French people like to joke that politics is in fact the national sport of France. While it is quite taboo to talk about work and money, the French don’t really beat around the bush when it comes to touchy topics for Americans such as sex and politics.
And as much as they thoroughly enjoy bitching about Americans and everything America in general, much to their own chagrin, they can’t seem to get enough of our politics.
I mean, you couldn’t walk by a newsstand without seeing at least one magazine or newspaper featuring a US candidate. And God forbid, once they found out you were a real live American, the election was literally all they wanted to talk about. Seconds after hearing my broken French and picking up on my California accent, people right off the street would flat out ask who I was voting for. No warm up preamble over topics or policy, just straight to the point: Romney or Obama?
What was most incredible about their fascination was that none of them even had a say in the outcome. They watched the speeches, debated the platforms, but at the end of the day, all they could do was sit back and watch to would unravel.
It kind of made me proud to be an American again. Don’t get me wrong, even before then I loved my country and took pride in where I came from, but it’s no secret that being an American in Europe (and of all countries France) has long been out of style.

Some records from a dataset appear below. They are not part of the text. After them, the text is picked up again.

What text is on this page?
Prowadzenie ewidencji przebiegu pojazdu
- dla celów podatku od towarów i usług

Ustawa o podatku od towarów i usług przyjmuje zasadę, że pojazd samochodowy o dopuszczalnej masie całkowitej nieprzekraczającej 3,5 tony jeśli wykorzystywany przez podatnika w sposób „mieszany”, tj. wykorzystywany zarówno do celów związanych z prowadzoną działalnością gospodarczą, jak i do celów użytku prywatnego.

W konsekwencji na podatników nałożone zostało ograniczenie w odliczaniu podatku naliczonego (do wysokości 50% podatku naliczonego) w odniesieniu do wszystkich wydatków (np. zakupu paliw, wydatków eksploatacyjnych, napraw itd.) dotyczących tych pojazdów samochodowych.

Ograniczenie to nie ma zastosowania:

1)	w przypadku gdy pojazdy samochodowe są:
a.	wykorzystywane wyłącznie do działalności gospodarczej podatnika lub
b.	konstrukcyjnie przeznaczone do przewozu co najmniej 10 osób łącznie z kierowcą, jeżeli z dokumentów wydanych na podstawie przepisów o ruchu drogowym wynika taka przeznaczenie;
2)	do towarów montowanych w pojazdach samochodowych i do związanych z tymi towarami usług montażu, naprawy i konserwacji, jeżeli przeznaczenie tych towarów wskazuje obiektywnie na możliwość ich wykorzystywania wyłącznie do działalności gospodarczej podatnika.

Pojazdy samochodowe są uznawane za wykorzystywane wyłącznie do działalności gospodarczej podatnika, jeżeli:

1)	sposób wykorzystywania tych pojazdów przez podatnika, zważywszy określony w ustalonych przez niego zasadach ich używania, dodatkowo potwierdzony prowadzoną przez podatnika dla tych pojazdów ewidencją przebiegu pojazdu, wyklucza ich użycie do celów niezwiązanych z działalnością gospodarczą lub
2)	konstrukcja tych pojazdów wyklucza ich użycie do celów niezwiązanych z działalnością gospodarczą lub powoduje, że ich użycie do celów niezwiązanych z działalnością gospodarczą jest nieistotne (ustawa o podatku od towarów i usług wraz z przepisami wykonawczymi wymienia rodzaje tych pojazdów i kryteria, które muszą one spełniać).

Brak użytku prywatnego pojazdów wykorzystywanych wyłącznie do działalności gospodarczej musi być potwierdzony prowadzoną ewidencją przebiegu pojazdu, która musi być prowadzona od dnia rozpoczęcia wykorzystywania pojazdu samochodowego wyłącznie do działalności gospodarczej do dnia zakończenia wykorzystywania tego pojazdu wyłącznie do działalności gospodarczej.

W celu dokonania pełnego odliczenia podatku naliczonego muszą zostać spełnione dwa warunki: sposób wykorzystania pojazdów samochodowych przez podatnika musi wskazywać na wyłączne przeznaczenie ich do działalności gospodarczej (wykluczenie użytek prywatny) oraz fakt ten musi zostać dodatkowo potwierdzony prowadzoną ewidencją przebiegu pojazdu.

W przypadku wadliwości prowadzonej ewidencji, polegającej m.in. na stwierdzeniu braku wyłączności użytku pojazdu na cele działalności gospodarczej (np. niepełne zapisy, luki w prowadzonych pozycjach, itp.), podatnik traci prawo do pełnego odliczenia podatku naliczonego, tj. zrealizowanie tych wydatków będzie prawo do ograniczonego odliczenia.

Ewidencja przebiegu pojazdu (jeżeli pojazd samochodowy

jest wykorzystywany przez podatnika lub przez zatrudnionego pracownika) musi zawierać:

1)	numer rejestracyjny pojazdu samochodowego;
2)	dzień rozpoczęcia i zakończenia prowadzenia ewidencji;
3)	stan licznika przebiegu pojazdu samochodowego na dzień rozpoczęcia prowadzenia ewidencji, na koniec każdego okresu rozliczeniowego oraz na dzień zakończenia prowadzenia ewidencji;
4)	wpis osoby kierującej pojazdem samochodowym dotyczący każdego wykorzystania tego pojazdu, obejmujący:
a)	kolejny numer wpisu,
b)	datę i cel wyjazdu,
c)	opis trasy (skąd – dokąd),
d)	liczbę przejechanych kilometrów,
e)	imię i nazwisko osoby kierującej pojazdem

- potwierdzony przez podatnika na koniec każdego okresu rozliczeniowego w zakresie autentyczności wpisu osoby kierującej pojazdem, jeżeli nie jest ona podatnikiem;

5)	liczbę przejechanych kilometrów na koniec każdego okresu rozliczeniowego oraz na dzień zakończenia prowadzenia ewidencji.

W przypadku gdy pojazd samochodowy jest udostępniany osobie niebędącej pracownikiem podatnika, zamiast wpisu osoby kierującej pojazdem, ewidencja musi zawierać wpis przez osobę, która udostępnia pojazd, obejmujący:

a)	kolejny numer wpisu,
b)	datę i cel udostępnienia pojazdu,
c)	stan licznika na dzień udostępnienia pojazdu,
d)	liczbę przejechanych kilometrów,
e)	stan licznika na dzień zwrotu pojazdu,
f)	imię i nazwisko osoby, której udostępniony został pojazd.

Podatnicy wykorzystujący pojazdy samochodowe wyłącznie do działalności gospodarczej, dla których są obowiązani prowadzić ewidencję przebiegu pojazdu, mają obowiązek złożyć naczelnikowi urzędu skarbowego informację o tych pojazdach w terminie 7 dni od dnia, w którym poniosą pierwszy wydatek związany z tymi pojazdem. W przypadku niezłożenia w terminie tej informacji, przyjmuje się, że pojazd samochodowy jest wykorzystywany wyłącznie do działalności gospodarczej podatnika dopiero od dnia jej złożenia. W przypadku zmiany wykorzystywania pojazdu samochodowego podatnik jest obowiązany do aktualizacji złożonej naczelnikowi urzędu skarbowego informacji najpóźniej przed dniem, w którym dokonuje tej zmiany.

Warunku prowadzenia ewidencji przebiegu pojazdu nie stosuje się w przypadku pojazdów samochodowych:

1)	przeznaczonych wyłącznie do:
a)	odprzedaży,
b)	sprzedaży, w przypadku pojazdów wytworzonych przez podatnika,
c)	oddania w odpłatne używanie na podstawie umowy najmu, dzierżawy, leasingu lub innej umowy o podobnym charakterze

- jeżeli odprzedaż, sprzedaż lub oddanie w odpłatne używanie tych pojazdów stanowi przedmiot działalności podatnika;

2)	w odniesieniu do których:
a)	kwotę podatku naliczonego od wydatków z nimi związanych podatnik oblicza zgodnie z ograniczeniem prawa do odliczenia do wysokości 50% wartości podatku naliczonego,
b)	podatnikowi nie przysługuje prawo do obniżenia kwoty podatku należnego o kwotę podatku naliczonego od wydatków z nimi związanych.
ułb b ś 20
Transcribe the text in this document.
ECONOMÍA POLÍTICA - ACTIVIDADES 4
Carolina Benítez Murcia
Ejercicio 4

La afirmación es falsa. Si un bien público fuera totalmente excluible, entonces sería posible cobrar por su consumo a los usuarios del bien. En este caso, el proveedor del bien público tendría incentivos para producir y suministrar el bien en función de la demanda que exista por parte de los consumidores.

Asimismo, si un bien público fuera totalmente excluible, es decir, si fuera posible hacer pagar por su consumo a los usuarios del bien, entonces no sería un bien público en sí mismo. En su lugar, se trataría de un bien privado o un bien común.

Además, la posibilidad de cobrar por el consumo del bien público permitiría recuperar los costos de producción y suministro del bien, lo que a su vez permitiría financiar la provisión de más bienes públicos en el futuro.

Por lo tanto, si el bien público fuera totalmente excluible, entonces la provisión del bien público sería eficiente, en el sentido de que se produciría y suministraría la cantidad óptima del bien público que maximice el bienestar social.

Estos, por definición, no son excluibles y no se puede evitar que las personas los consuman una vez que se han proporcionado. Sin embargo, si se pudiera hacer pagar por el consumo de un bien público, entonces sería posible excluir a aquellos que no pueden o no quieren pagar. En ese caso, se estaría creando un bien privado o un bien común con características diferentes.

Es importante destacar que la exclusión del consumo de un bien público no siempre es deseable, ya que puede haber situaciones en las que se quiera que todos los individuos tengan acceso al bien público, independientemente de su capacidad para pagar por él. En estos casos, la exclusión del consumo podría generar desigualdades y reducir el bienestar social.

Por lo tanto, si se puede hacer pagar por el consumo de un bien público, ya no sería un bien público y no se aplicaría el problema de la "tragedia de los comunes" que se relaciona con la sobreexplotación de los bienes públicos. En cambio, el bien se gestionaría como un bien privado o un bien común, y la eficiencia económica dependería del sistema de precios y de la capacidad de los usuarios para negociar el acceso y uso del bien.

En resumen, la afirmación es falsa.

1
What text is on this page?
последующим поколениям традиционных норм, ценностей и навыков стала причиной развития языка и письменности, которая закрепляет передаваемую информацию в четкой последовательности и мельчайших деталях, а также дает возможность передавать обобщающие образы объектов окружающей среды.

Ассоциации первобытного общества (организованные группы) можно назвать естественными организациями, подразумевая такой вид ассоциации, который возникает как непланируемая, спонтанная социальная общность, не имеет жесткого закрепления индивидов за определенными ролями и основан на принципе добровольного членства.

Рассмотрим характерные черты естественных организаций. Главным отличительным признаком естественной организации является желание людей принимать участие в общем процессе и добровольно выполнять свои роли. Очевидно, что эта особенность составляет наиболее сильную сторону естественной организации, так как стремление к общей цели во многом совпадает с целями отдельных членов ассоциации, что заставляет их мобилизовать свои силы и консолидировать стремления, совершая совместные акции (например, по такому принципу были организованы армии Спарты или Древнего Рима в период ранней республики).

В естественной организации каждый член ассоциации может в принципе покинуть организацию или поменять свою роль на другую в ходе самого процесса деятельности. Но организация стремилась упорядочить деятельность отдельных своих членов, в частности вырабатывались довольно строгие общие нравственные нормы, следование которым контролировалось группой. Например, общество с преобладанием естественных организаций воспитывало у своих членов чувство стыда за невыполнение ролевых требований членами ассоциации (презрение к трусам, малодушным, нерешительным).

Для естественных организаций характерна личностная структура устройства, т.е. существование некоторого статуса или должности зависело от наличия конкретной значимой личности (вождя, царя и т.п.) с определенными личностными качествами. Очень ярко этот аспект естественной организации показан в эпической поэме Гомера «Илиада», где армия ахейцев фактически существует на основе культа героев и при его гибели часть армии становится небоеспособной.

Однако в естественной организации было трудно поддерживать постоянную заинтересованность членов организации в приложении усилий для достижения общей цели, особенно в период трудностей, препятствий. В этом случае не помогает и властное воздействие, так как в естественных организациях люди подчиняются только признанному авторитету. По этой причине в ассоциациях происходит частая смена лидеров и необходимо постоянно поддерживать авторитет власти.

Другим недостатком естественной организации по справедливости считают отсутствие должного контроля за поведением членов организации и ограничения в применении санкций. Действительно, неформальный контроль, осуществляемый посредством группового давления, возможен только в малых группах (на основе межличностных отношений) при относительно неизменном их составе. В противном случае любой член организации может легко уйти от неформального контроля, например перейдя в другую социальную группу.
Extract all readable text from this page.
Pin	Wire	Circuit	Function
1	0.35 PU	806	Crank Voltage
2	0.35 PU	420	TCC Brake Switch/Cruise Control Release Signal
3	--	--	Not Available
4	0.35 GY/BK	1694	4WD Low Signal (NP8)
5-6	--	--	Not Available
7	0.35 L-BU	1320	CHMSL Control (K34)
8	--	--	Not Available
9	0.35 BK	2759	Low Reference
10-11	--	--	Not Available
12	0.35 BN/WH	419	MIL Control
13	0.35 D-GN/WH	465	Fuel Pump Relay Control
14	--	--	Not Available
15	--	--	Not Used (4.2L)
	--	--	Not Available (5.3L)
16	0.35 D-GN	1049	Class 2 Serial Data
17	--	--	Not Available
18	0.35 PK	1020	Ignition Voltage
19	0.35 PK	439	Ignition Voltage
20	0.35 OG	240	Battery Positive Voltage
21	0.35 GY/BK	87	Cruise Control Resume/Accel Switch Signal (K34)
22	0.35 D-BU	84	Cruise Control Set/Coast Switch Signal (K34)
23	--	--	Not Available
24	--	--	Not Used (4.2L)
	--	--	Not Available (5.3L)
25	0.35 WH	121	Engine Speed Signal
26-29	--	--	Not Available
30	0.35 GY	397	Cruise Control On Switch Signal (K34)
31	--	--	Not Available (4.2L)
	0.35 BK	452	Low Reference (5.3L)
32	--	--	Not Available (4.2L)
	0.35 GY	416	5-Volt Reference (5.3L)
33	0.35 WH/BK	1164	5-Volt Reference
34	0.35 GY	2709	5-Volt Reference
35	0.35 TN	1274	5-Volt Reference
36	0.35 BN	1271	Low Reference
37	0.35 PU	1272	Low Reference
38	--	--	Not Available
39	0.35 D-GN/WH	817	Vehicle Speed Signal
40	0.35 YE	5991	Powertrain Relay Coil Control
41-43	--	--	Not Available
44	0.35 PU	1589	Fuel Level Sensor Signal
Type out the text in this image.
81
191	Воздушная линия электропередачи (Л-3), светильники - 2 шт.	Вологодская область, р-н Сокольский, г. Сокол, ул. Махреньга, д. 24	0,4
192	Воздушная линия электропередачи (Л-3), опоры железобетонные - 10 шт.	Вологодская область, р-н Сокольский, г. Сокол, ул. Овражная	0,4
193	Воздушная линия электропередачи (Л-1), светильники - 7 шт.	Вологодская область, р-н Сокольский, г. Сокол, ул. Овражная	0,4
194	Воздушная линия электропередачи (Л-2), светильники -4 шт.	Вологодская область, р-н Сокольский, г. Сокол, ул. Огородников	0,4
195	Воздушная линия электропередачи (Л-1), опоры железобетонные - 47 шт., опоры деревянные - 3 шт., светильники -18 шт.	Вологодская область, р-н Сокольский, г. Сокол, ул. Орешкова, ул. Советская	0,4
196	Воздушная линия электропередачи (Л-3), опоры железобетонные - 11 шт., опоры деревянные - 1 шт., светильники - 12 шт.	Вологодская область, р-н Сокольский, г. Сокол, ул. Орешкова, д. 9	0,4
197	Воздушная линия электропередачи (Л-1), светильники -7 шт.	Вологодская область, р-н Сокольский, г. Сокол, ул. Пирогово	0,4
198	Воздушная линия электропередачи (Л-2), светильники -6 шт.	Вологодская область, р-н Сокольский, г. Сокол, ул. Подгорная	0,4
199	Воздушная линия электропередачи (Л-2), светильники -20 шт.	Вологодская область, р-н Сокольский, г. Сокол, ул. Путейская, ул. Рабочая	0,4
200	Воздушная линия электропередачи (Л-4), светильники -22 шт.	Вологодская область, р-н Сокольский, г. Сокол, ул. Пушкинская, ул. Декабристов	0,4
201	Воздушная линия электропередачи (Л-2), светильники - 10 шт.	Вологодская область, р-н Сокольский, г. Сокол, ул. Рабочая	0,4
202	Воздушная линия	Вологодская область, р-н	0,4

But in these people I saw see true jealousy and envy. Here was an event on the forefront of everyone’s minds and I was the only one who could actually take part in it. My decision seemed to impact af their lives.
Now put that into perspective of life in America. Of course, people follow the election vigorously here too, but that pride in our right to vote seems to have lost its luster a bit. Further still when you consider our generation and our apparent apathy to voting, it was as if more people around the world wanted to possess an American vote than actual Americans themselves.
Something else to consider is how many foreign elections you’ve followed in your lifetime. If you’re anything like me, than the number probably resonates close to zero. Hell, I didn’t even know the name of the president of France, François Hollande, until I was getting ready to move overseas. Americans show a relative ignorance to politics of the world, which speaks poorly about our priorities and highly of other countries. We can name the members to a band we vaguely liked ten years ago, but would be hard-pressed to give an intelligent opinion on, say, the politics of a country with whom we weren’t actively occupying.
Nevertheless, being in a foreign country during an American election made me proud to be an American again. Yeah, they really do like to bitch about us a lot on that side of the Atlantic. And yeah, we’ve got a lot of shit right now that isn’t working in our own country. But you know what? Other people still care about what we do. We still matter, in our own messed up way. Score one, USA.